The data security strategy resumes to Endpoint Security for many businesses. Reasons like small budgets, lack of knowledge, overlooking of threats that do not come through traditional ways, over-reliance in employees determine managers to maintain the status quo.
The truth is things change and we understand change is difficult most of the times. But there is no other way in a field like IT security. People and IT Security need to adapt to the context and seek to address the diversity of threats that put the company information in danger.
Surprisingly, insiders’ threats represent in more than 50% of cases the cause for a data breach. Either a stolen USB stick, external HDD, or a frustrated employee who decides to get revenge by publishing sensitive data or selling it or just an honest mistake are the events related to insiders’ threats. These can be prevented by using Content-Aware Data Loss Prevention, Device Control and Encryption Solutions.
Businesses must build their data protection strategy on layers, starting with user identity and access management, server security, network security, cloud and mobile security, DLP, etc. depending on the organization infrastructure. Sticking just to endpoint security is as dangerous as wearing just a helmet on a motorcycle (which offers the minimum level of safety).
What are the most significant hurdles with protecting endpoint clients in the enterprise?

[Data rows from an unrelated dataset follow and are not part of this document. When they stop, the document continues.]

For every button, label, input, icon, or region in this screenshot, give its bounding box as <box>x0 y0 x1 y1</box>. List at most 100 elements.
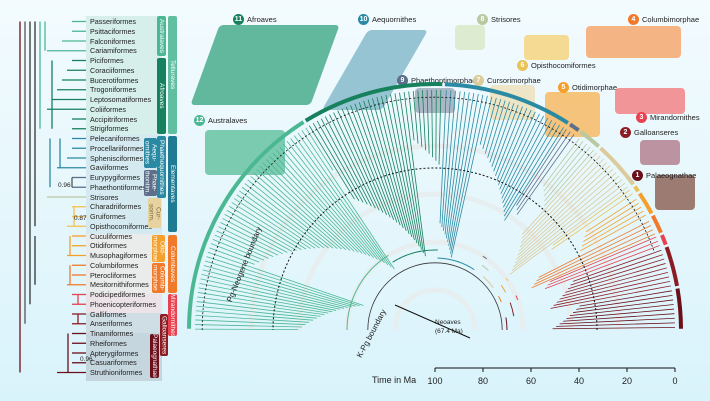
tip-branch <box>520 158 604 244</box>
band-galloanseres <box>86 313 162 333</box>
support-value: 0.96 <box>80 356 93 363</box>
clade-name: Strisores <box>491 15 521 24</box>
tip-branch <box>511 182 626 271</box>
label-otidimorphae: Otid-morphae <box>151 235 166 262</box>
label-columbimorphae: Columb-morphae <box>152 263 166 293</box>
support-value: 0.87 <box>74 215 87 222</box>
tip-branch <box>559 317 675 325</box>
clade-stem <box>505 317 508 331</box>
clade-number-badge: 4 <box>628 14 639 25</box>
clade-label-phaethontimorphae: 9 Phaethontimorphae <box>397 75 476 86</box>
kpg-boundary-line <box>272 167 598 331</box>
order-label: Tinamiformes <box>90 329 134 338</box>
galloanseres-illustration <box>640 140 680 165</box>
clade-label-columbimorphae: 4 Columbimorphae <box>628 14 699 25</box>
tip-branch <box>196 301 321 317</box>
tip-branch <box>290 138 385 264</box>
clade-label-aequornithes: 10 Aequornithes <box>358 14 416 25</box>
label-elementaves: Elementaves <box>168 136 177 232</box>
tip-branch <box>491 103 515 167</box>
tip-branch <box>200 278 341 310</box>
clade-label-cursorimorphae: 7 Cursorimorphae <box>473 75 541 86</box>
neoaves-stem <box>367 262 503 331</box>
clade-stem <box>505 277 509 282</box>
tip-branch <box>496 108 528 181</box>
tip-branch <box>233 198 311 249</box>
clade-name: Afroaves <box>247 15 277 24</box>
tip-branch <box>441 90 452 228</box>
tip-branch <box>283 143 378 260</box>
tip-branch <box>503 122 557 212</box>
tip-branch <box>501 115 544 199</box>
tip-branch <box>581 210 644 247</box>
tip-branch <box>408 91 415 141</box>
order-label: Musophagiformes <box>90 251 148 260</box>
tip-branch <box>579 290 672 307</box>
tip-branch <box>350 105 394 221</box>
tip-branch <box>487 100 506 158</box>
order-label: Falconiformes <box>90 36 136 46</box>
order-label: Cuculiformes <box>90 231 132 241</box>
order-label: Galliformes <box>90 309 127 319</box>
clade-label-palaeognathae: 1 Palaeognathae <box>632 170 696 181</box>
tip-branch <box>580 214 646 252</box>
tip-branch <box>482 97 497 150</box>
tip-branch <box>372 98 410 234</box>
order-label: Phoenicopteriformes <box>90 299 156 309</box>
tip-branch <box>241 186 325 249</box>
tip-branch <box>209 247 255 265</box>
tip-branch <box>493 104 519 172</box>
tip-branch <box>534 229 654 285</box>
tip-branch <box>502 120 553 208</box>
clade-label-australaves: 12 Australaves <box>194 115 247 126</box>
clade-name: Columbimorphae <box>642 15 700 24</box>
order-label: Passeriformes <box>90 17 136 26</box>
axis-tick-label: 20 <box>621 376 633 386</box>
tip-branch <box>516 131 571 211</box>
tip-branch <box>516 172 617 260</box>
label-palaeognathae: Palaeognathae <box>150 334 159 378</box>
tip-branch <box>544 245 660 289</box>
clade-name: Australaves <box>208 116 248 125</box>
tip-branch <box>518 165 611 252</box>
tip-branch <box>447 92 470 243</box>
tip-branch <box>214 234 269 259</box>
tip-branch <box>205 260 356 307</box>
order-label: Leptosomatiformes <box>90 95 152 104</box>
clade-number-badge: 1 <box>632 170 643 181</box>
order-label: Casuariformes <box>90 358 137 368</box>
tip-branch <box>297 132 392 268</box>
tip-branch <box>212 238 265 261</box>
clade-stem <box>437 257 475 271</box>
tip-branch <box>394 93 422 250</box>
tip-branch <box>312 123 360 201</box>
tip-branch <box>363 100 404 229</box>
clade-number-badge: 9 <box>397 75 408 86</box>
tip-branch <box>553 280 671 306</box>
clade-stem <box>482 255 488 260</box>
tip-branch <box>403 91 426 257</box>
tip-branch <box>543 138 580 187</box>
order-label: Bucerotiformes <box>90 75 139 85</box>
clade-label-strisores: 8 Strisores <box>477 14 521 25</box>
tip-branch <box>262 162 355 252</box>
order-label: Pelecaniformes <box>90 134 140 143</box>
tip-branch <box>565 263 666 293</box>
clade-number-badge: 8 <box>477 14 488 25</box>
label-cursorim: Cur-sorim. <box>148 198 162 228</box>
tip-branch <box>196 305 317 319</box>
columbimorphae-illustration <box>586 26 681 58</box>
clade-number-badge: 5 <box>558 82 569 93</box>
palaeognathae-illustration <box>655 175 695 210</box>
tip-branch <box>550 285 671 309</box>
tip-branch <box>341 108 388 216</box>
tip-branch <box>250 176 338 249</box>
neoaves-age: (67.4 Ma) <box>435 328 463 335</box>
tip-branch <box>585 198 637 233</box>
tip-branch <box>450 94 484 254</box>
tip-branch <box>253 172 342 250</box>
order-label: Piciformes <box>90 56 124 65</box>
tip-branch <box>337 110 384 213</box>
tip-branch <box>559 271 669 300</box>
tip-branch <box>543 143 587 197</box>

The first and biggest problem is the fact that most of IT staff, like all of us, is reluctant to read documentation. They are too busy to do that and they prefer to have assistance directly from the vendor. I guess it is perfectly justifiable in the pressure of today’s lack of time when every new task needs to be completed “yesterday”.
Secondly, highly restrictive policies cause drop-off productivity. Users are annoyed by to many notifications and approvals that they have to make and many times their work is interrupted. Resource consumption is a third hurdle that users report to IT admins. There are many endpoint security solutions that require a lot of resources and slow down workstations and daily tasks implicitly.

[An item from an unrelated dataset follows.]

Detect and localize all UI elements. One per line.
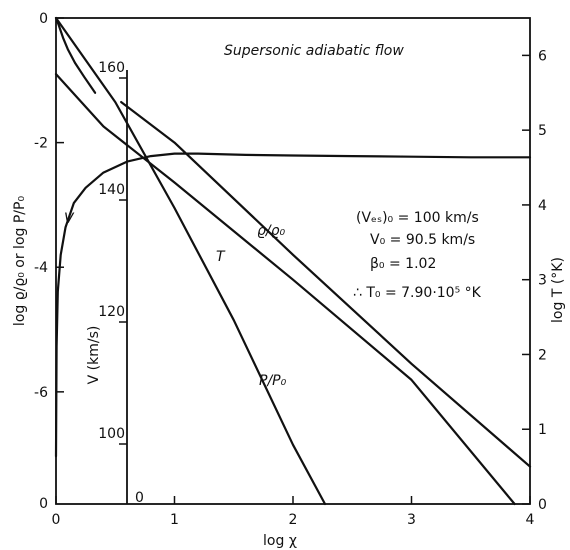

Another headache is caused by deployment. There are always some endpoints that somehow are omitted, either from the AD, because of compatibility issues, or other technical or organizational aspects.
At times it seems we're fighting a losing battle with endpoint security. What can organizations do in order to stay ahead of the threats?
Even though most of the threats that are addressed by endpoint security software are external, the human factor is equally important because even the strongest anti-virus or firewall cannot stop users to click on a link or download a file that can contain malware. Same goes for Device Control solutions that cannot solely work against data leakage threats, since users are an important component of the implementation. Organizations should assign more resources for users’ training and education. An educated user is the safest user. Data security should be as popular as team buildings or product training. Data security contributes indirectly to business continuity and profitability, so it should be treated as such.
What are the essential attributes of a robust endpoint protection solution?
For IT administrators that are in charge of deployment and management, essentially implementing and running IT Security solutions it is vital to have an Endpoint Protection solution that meets the following criteria: covering as many types of endpoints as possible, meaning essentially many Operating Systems (Windows, Macs, iOS and Android) and device types. Ease of installation and management, helpful documentation and support, granularity to allow different levels of authorization and create policies according to the organizational units, intuitive interface, and detailed reports represent the essential attributes of a robust Endpoint Security solution.